The natural flow of these Sierra Nevada streams was fundamentally interrupted in the early 20th century by an ambitious water infrastructure project designed to supply a rapidly growing city. In 1941, the Los Angeles Department of Water and Power (LADWP) completed the Mono Basin Extension, integrating the basin’s water into the existing Los Angeles Aqueduct system. This extension involved the construction of the Mono Craters Tunnel, which redirected the freshwater away from the lake.

The diversion infrastructure intercepted the waters of four major tributary streams: Rush Creek, Lee Vining Creek, Parker Creek, and Walker Creek. Water was captured at diversion dams, most notably at the Grant Lake Reservoir on Rush Creek, and routed south through a system of tunnels and canals.

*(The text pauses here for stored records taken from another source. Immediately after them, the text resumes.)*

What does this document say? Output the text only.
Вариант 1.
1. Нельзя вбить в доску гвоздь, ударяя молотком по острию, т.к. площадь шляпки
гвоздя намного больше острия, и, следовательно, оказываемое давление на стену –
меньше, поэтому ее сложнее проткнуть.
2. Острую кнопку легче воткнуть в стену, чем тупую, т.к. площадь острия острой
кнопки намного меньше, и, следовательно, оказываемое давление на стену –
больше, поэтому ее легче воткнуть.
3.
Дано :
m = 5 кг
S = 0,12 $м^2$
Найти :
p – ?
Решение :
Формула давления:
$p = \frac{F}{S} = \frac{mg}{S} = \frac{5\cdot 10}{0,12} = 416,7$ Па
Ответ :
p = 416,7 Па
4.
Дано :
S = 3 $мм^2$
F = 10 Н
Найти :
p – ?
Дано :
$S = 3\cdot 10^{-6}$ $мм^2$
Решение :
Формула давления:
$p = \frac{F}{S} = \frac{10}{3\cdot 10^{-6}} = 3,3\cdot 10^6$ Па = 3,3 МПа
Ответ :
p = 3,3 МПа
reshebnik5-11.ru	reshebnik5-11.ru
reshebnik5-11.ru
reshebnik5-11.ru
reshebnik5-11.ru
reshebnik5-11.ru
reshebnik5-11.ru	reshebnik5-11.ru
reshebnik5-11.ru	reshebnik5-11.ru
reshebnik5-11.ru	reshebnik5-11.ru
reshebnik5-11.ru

This allowed for the transport of Mono Basin water over 300 miles to Los Angeles, utilizing gravity for much of the journey.

The environmental consequence of this diversion was immediate, as the rate of evaporation from the lake soon exceeded the remaining inflow. Between 1941 and 1982, the lake level dropped by approximately 45 feet, exposing over 15,000 acres of lakebed. This drop doubled the water’s salinity, stressed the ecosystem, and turned former islands, which were nesting sites for California Gulls, into peninsulas accessible to land predators like coyotes.

Legal Mandates and Current Restoration Flows

Decades of litigation over the diversions led to a series of landmark decisions that altered the legal status of the lake’s water. The most significant was the 1994 ruling by the California State Water Resources Control Board, Decision 1631 (D-1631). This decision established a public trust mandate, recognizing the necessity of restoring and protecting Mono Lake and its tributary streams.

The ruling set a target water elevation for the lake, known as the “management level,” at 6,392 feet. This level is the minimum required to protect the lake’s ecosystem, reduce salinity, and re-establish a protective moat around the California Gull nesting islands. To achieve this, D-1631 imposed strict limits on the amount of water LADWP could export, establishing minimum required stream flows for the diverted creeks.

The water currently flowing into Mono Lake is a managed combination of natural runoff and legally mandated releases. LADWP must release sufficient water into the lower sections of Rush, Lee Vining, Parker, and Walker Creeks to meet the required stream flows and contribute to the lake’s gradual rise toward the 6,392-foot goal. While the water still originates as Sierra Nevada snowmelt, the volume reaching the lake is only a fraction of the historical natural input, dictated by the regulatory framework of D-1631.